MST3K often trims movies for time, but I doubt they made many (if any cuts) to Night of the Blood Beast. In fact, they rounded out the episode with a short film from 1956 called Once Upon a Honeymoon, in which a newlywed songwriter struggles to write a song (as in, with lyrics) for a ballerina (as in, not a singer). While he chainsmokes and pulls his hair out, his wife dances around the kitchen and bedroom imagining all the different colors of telephone they might buy. My description of Once Upon a Honeymoonprobably makes no sense, but I assure you that it's accurate. Also, there's an invisible angel standing on their roof, pouring glitter all over everything. This is also an accurate statement.

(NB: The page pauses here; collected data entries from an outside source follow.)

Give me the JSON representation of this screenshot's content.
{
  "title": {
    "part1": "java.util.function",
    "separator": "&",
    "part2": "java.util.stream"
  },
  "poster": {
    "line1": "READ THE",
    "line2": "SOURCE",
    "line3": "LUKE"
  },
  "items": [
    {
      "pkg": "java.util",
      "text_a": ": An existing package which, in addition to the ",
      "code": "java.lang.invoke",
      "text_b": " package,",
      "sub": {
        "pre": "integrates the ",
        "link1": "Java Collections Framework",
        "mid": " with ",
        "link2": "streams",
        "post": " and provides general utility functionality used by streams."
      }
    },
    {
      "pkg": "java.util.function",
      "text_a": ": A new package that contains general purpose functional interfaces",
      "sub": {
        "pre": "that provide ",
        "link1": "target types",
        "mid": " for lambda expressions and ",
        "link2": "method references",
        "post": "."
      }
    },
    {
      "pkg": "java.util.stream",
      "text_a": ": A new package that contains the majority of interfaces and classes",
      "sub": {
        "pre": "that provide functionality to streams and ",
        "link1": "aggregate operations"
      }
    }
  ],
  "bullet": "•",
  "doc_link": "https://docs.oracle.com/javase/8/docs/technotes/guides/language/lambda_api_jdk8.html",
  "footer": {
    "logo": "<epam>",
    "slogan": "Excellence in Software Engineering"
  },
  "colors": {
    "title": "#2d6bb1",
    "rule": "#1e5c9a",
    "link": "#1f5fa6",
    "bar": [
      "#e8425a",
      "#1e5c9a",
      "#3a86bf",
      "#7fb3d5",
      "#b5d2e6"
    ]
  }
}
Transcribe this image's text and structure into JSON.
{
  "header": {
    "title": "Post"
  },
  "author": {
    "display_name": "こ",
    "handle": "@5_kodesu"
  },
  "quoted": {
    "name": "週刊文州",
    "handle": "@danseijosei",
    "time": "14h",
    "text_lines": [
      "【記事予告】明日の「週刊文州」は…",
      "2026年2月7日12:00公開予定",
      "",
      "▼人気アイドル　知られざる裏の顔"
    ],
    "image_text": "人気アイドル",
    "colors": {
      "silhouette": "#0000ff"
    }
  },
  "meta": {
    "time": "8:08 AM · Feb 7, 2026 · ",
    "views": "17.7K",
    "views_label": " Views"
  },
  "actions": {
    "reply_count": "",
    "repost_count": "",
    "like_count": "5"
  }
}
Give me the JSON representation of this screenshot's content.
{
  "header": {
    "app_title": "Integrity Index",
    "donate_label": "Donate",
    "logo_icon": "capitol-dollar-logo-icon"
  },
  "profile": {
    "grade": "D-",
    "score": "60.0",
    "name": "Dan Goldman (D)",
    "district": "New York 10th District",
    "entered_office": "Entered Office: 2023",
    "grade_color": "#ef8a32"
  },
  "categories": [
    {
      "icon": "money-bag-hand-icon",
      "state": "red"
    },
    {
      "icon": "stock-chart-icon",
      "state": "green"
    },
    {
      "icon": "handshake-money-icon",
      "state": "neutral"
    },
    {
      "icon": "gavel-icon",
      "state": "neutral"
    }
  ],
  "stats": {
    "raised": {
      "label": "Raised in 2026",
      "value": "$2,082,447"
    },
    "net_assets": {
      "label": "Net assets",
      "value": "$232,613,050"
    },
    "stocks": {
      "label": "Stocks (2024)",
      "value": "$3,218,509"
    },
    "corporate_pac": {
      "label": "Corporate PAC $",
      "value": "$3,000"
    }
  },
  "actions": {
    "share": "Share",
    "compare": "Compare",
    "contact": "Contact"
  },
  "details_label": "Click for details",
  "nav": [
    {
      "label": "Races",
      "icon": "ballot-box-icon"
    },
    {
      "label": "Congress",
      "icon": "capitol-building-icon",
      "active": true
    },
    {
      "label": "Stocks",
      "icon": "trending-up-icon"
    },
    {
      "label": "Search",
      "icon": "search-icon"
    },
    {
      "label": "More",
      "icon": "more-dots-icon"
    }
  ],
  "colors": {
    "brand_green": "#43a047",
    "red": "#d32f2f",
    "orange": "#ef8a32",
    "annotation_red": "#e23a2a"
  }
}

As with every episode of MST3K, the exploits of Mike and the 'bots on the Satellite of Love are documented in the intro and an outro. In this case, Dr. Forrester's mom, Pearl, has come to visit. The internet says she wasn't a new character in this episode, but she's not quite the same Pearl Forrester we see in later seasons of the show.
Anyway, look, I don't know what else to say about this one. The movie is terrible, the commentary is top notch, and the interstitials are average, but I never cared terribly for the interstitial segments anyway. Oh, and I learned that telephones are available in a variety of drab colors.